Bradley led us through the history of OFAC

  • Secretary Gallatin – Embargo Act of 1807
  • Civil War “Trading with the Enemy Act” (TWEA)
  • WW I “Trading with the Enemy Act of 1917”
  • WW II Office of Foreign Funds Control (FFC)
    • German Invasion of Norway 1940
    • FFC Regulations – Economic Warfare
  • FFC becomes OFAC – December 1950
    • TWEA applied to North Korea & China
  • TWEA applied to Cuba – 1963
  • IEEPA – Peacetime Sanctions – 1977

The key piece is the Specially Designated Nationals list that is gathered by several government agencies with a thorough review process before getting on the list. (It also makes it hard to get off the list.)

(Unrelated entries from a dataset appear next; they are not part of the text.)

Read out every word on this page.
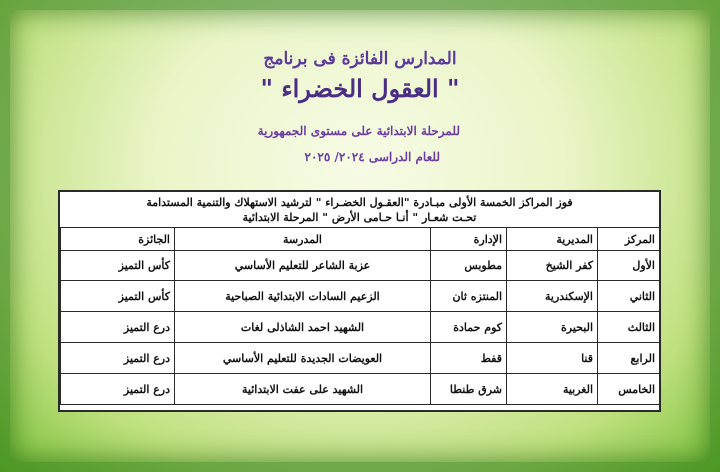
المدارس الفائزة فى برنامج
" العقول الخضراء "
للمرحلة الابتدائية على مستوى الجمهورية
للعام الدراسى ٢٠٢٤/ ٢٠٢٥
فوز المراكز الخمسة الأولى مبـادرة "العقـول الخضـراء " لترشيد الاستهلاك والتنمية المستدامة
تحـت شعـار " أنـا حـامى الأرض " المرحلة الابتدائية
المركز	المديرية	الإدارة	المدرسة	الجائزة
الأول	كفر الشيخ	مطوبس	عزبة الشاعر للتعليم الأساسي	كأس التميز
الثاني	الإسكندرية	المنتزه ثان	الزعيم السادات الابتدائية الصباحية	كأس التميز
الثالث	البحيرة	كوم حمادة	الشهيد احمد الشاذلى لغات	درع التميز
الرابع	قنا	قفط	العويضات الجديدة للتعليم الأساسي	درع التميز
الخامس	الغربية	شرق طنطا	الشهيد على عفت الابتدائية	درع التميز
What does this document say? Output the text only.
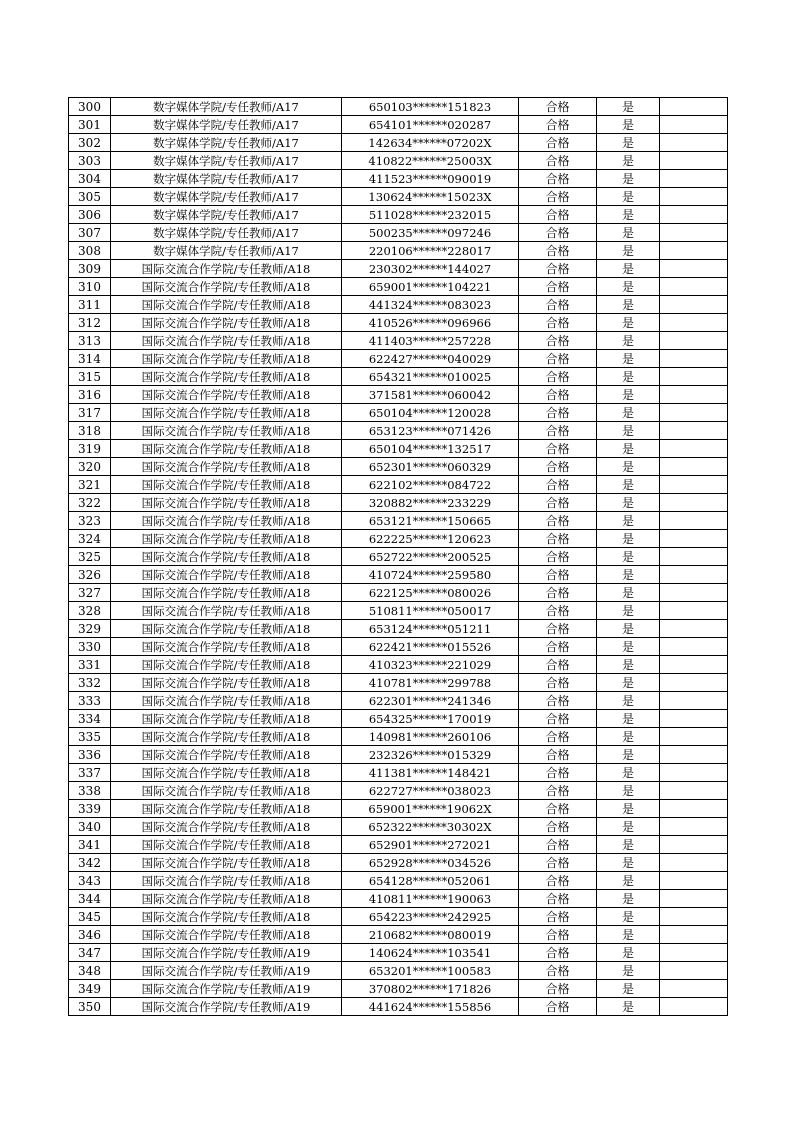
300	数字媒体学院/专任教师/A17	650103******151823	合格	是	
301	数字媒体学院/专任教师/A17	654101******020287	合格	是	
302	数字媒体学院/专任教师/A17	142634******07202X	合格	是	
303	数字媒体学院/专任教师/A17	410822******25003X	合格	是	
304	数字媒体学院/专任教师/A17	411523******090019	合格	是	
305	数字媒体学院/专任教师/A17	130624******15023X	合格	是	
306	数字媒体学院/专任教师/A17	511028******232015	合格	是	
307	数字媒体学院/专任教师/A17	500235******097246	合格	是	
308	数字媒体学院/专任教师/A17	220106******228017	合格	是	
309	国际交流合作学院/专任教师/A18	230302******144027	合格	是	
310	国际交流合作学院/专任教师/A18	659001******104221	合格	是	
311	国际交流合作学院/专任教师/A18	441324******083023	合格	是	
312	国际交流合作学院/专任教师/A18	410526******096966	合格	是	
313	国际交流合作学院/专任教师/A18	411403******257228	合格	是	
314	国际交流合作学院/专任教师/A18	622427******040029	合格	是	
315	国际交流合作学院/专任教师/A18	654321******010025	合格	是	
316	国际交流合作学院/专任教师/A18	371581******060042	合格	是	
317	国际交流合作学院/专任教师/A18	650104******120028	合格	是	
318	国际交流合作学院/专任教师/A18	653123******071426	合格	是	
319	国际交流合作学院/专任教师/A18	650104******132517	合格	是	
320	国际交流合作学院/专任教师/A18	652301******060329	合格	是	
321	国际交流合作学院/专任教师/A18	622102******084722	合格	是	
322	国际交流合作学院/专任教师/A18	320882******233229	合格	是	
323	国际交流合作学院/专任教师/A18	653121******150665	合格	是	
324	国际交流合作学院/专任教师/A18	622225******120623	合格	是	
325	国际交流合作学院/专任教师/A18	652722******200525	合格	是	
326	国际交流合作学院/专任教师/A18	410724******259580	合格	是	
327	国际交流合作学院/专任教师/A18	622125******080026	合格	是	
328	国际交流合作学院/专任教师/A18	510811******050017	合格	是	
329	国际交流合作学院/专任教师/A18	653124******051211	合格	是	
330	国际交流合作学院/专任教师/A18	622421******015526	合格	是	
331	国际交流合作学院/专任教师/A18	410323******221029	合格	是	
332	国际交流合作学院/专任教师/A18	410781******299788	合格	是	
333	国际交流合作学院/专任教师/A18	622301******241346	合格	是	
334	国际交流合作学院/专任教师/A18	654325******170019	合格	是	
335	国际交流合作学院/专任教师/A18	140981******260106	合格	是	
336	国际交流合作学院/专任教师/A18	232326******015329	合格	是	
337	国际交流合作学院/专任教师/A18	411381******148421	合格	是	
338	国际交流合作学院/专任教师/A18	622727******038023	合格	是	
339	国际交流合作学院/专任教师/A18	659001******19062X	合格	是	
340	国际交流合作学院/专任教师/A18	652322******30302X	合格	是	
341	国际交流合作学院/专任教师/A18	652901******272021	合格	是	
342	国际交流合作学院/专任教师/A18	652928******034526	合格	是	
343	国际交流合作学院/专任教师/A18	654128******052061	合格	是	
344	国际交流合作学院/专任教师/A18	410811******190063	合格	是	
345	国际交流合作学院/专任教师/A18	654223******242925	合格	是	
346	国际交流合作学院/专任教师/A18	210682******080019	合格	是	
347	国际交流合作学院/专任教师/A19	140624******103541	合格	是	
348	国际交流合作学院/专任教师/A19	653201******100583	合格	是	
349	国际交流合作学院/专任教师/A19	370802******171826	合格	是	
350	国际交流合作学院/专任教师/A19	441624******155856	合格	是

The enforcement options can range from no action, issuing a warning letter, a revocation of an export license, civil penalties and even criminal prosecution. There is currently a $250,000 minimum penalty or 2x the value of transaction, whichever is greater. There have been very few criminal prosecutions. The new enforcement guidelines are under IEEPA Enhancement Act October 16, 2007 (P.L. 110-96, 121 Stat 1011) The penalty depends on whether the conduct was egregious and whether you voluntarily disclosed the violation.

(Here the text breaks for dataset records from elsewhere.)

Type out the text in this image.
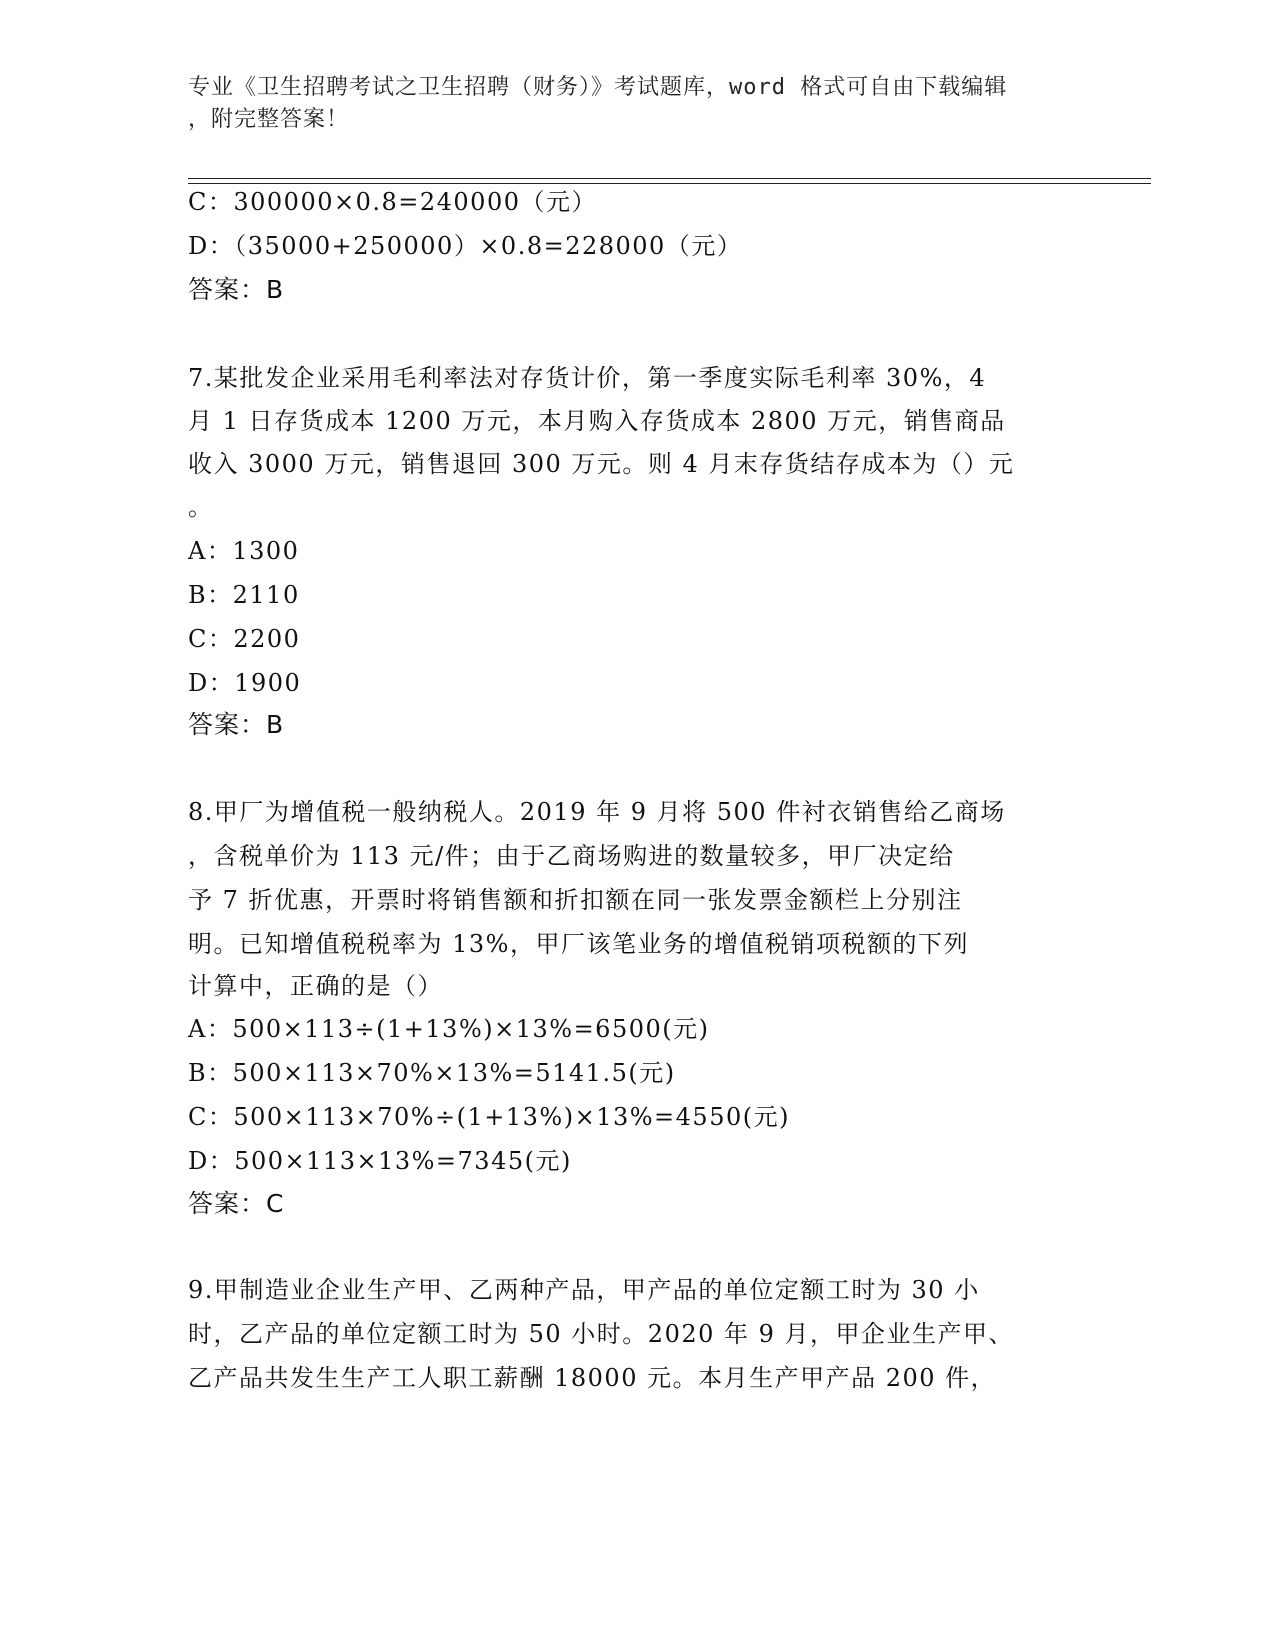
专业《卫生招聘考试之卫生招聘（财务）》考试题库，word 格式可自由下载编辑
，附完整答案！
C：300000×0.8=240000（元）
D：（35000+250000）×0.8=228000（元）
答案：B
7.某批发企业采用毛利率法对存货计价，第一季度实际毛利率 30%，4
月 1 日存货成本 1200 万元，本月购入存货成本 2800 万元，销售商品
收入 3000 万元，销售退回 300 万元。则 4 月末存货结存成本为（）元
。
A：1300
B：2110
C：2200
D：1900
答案：B
8.甲厂为增值税一般纳税人。2019 年 9 月将 500 件衬衣销售给乙商场
，含税单价为 113 元/件；由于乙商场购进的数量较多，甲厂决定给
予 7 折优惠，开票时将销售额和折扣额在同一张发票金额栏上分别注
明。已知增值税税率为 13%，甲厂该笔业务的增值税销项税额的下列
计算中，正确的是（）
A：500×113÷(1+13%)×13%=6500(元)
B：500×113×70%×13%=5141.5(元)
C：500×113×70%÷(1+13%)×13%=4550(元)
D：500×113×13%=7345(元)
答案：C
9.甲制造业企业生产甲、乙两种产品，甲产品的单位定额工时为 30 小
时，乙产品的单位定额工时为 50 小时。2020 年 9 月，甲企业生产甲、
乙产品共发生生产工人职工薪酬 18000 元。本月生产甲产品 200 件，
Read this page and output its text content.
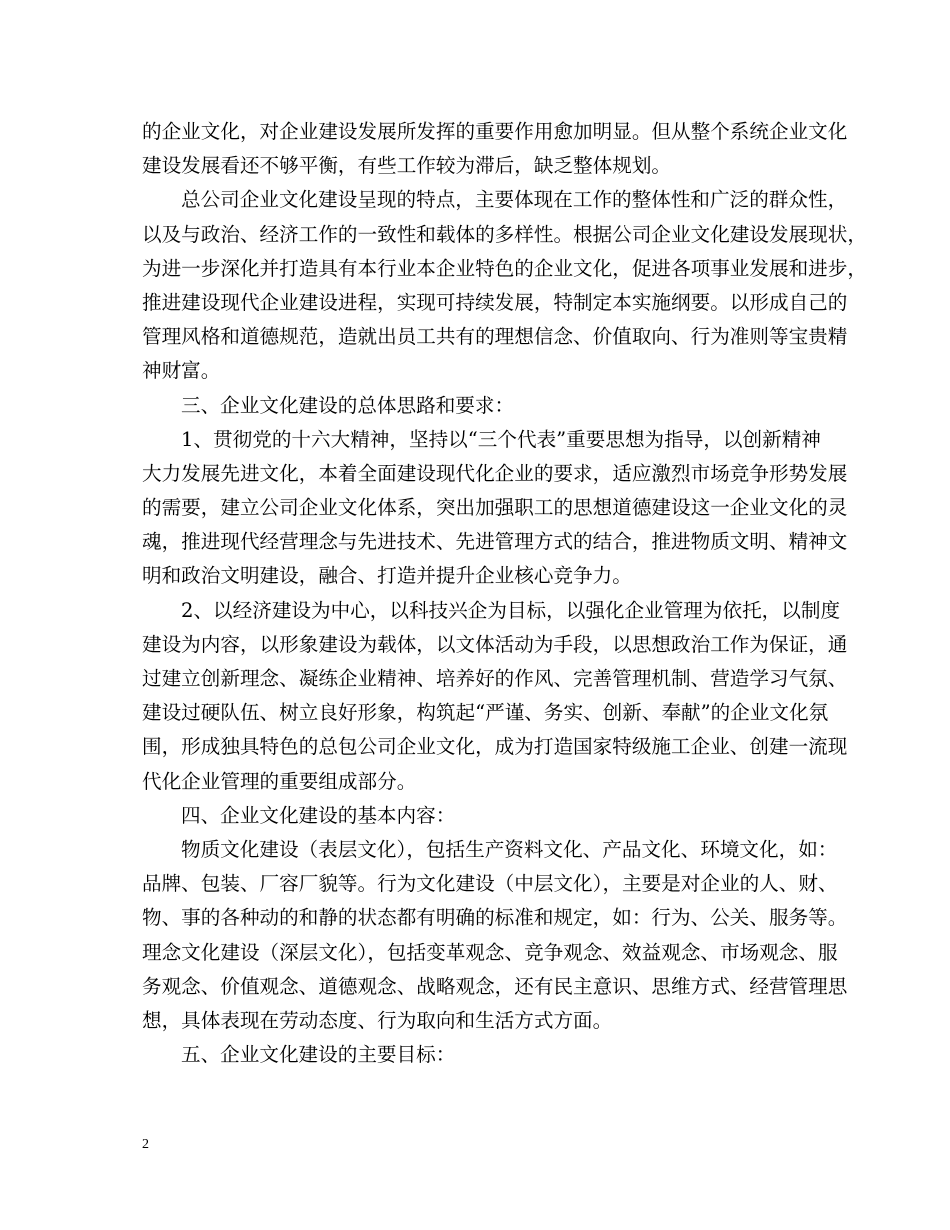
的企业文化，对企业建设发展所发挥的重要作用愈加明显。但从整个系统企业文化
建设发展看还不够平衡，有些工作较为滞后，缺乏整体规划。
总公司企业文化建设呈现的特点，主要体现在工作的整体性和广泛的群众性，
以及与政治、经济工作的一致性和载体的多样性。根据公司企业文化建设发展现状，
为进一步深化并打造具有本行业本企业特色的企业文化，促进各项事业发展和进步，
推进建设现代企业建设进程，实现可持续发展，特制定本实施纲要。以形成自己的
管理风格和道德规范，造就出员工共有的理想信念、价值取向、行为准则等宝贵精
神财富。
三、企业文化建设的总体思路和要求：
1、贯彻党的十六大精神，坚持以“三个代表”重要思想为指导，以创新精神
大力发展先进文化，本着全面建设现代化企业的要求，适应激烈市场竞争形势发展
的需要，建立公司企业文化体系，突出加强职工的思想道德建设这一企业文化的灵
魂，推进现代经营理念与先进技术、先进管理方式的结合，推进物质文明、精神文
明和政治文明建设，融合、打造并提升企业核心竞争力。
2、以经济建设为中心，以科技兴企为目标，以强化企业管理为依托，以制度
建设为内容，以形象建设为载体，以文体活动为手段，以思想政治工作为保证，通
过建立创新理念、凝练企业精神、培养好的作风、完善管理机制、营造学习气氛、
建设过硬队伍、树立良好形象，构筑起“严谨、务实、创新、奉献”的企业文化氛
围，形成独具特色的总包公司企业文化，成为打造国家特级施工企业、创建一流现
代化企业管理的重要组成部分。
四、企业文化建设的基本内容：
物质文化建设（表层文化），包括生产资料文化、产品文化、环境文化，如：
品牌、包装、厂容厂貌等。行为文化建设（中层文化），主要是对企业的人、财、
物、事的各种动的和静的状态都有明确的标准和规定，如：行为、公关、服务等。
理念文化建设（深层文化），包括变革观念、竞争观念、效益观念、市场观念、服
务观念、价值观念、道德观念、战略观念，还有民主意识、思维方式、经营管理思
想，具体表现在劳动态度、行为取向和生活方式方面。
五、企业文化建设的主要目标：
2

There are various pieces of authority for the OFAC lists and enforcement:

  • Trading With the Enemy Act (TWEA), P.L. 65- 91, 40 Stat. 411 (Oct. 6, 1917)
  • International Emergency Economic Powers Act (IEEPA), P.L. 95-223, 91 Stat. (Dec. 28, 1977)
  • Executive Order 13224
  • Various other statutes

Chiquita was fined $25 million by OFAC for paying a Columbian terrorist group for protection. Farq had threatened to kill the Chiquita workers.

Lloyds TSB was fined $350 million for doing business in Iran. Even though they were based in London, they routed wire transfers through new York. That made them subject to OFAC.

For OFAC compliance, you need to screen all new relationships before engagement in business (clients, vendors, and employees). The OFAC list is updated frequently (there were 54 updates last year.) You need to re-screen periodically and you need a policy to memorialize when you re-screen.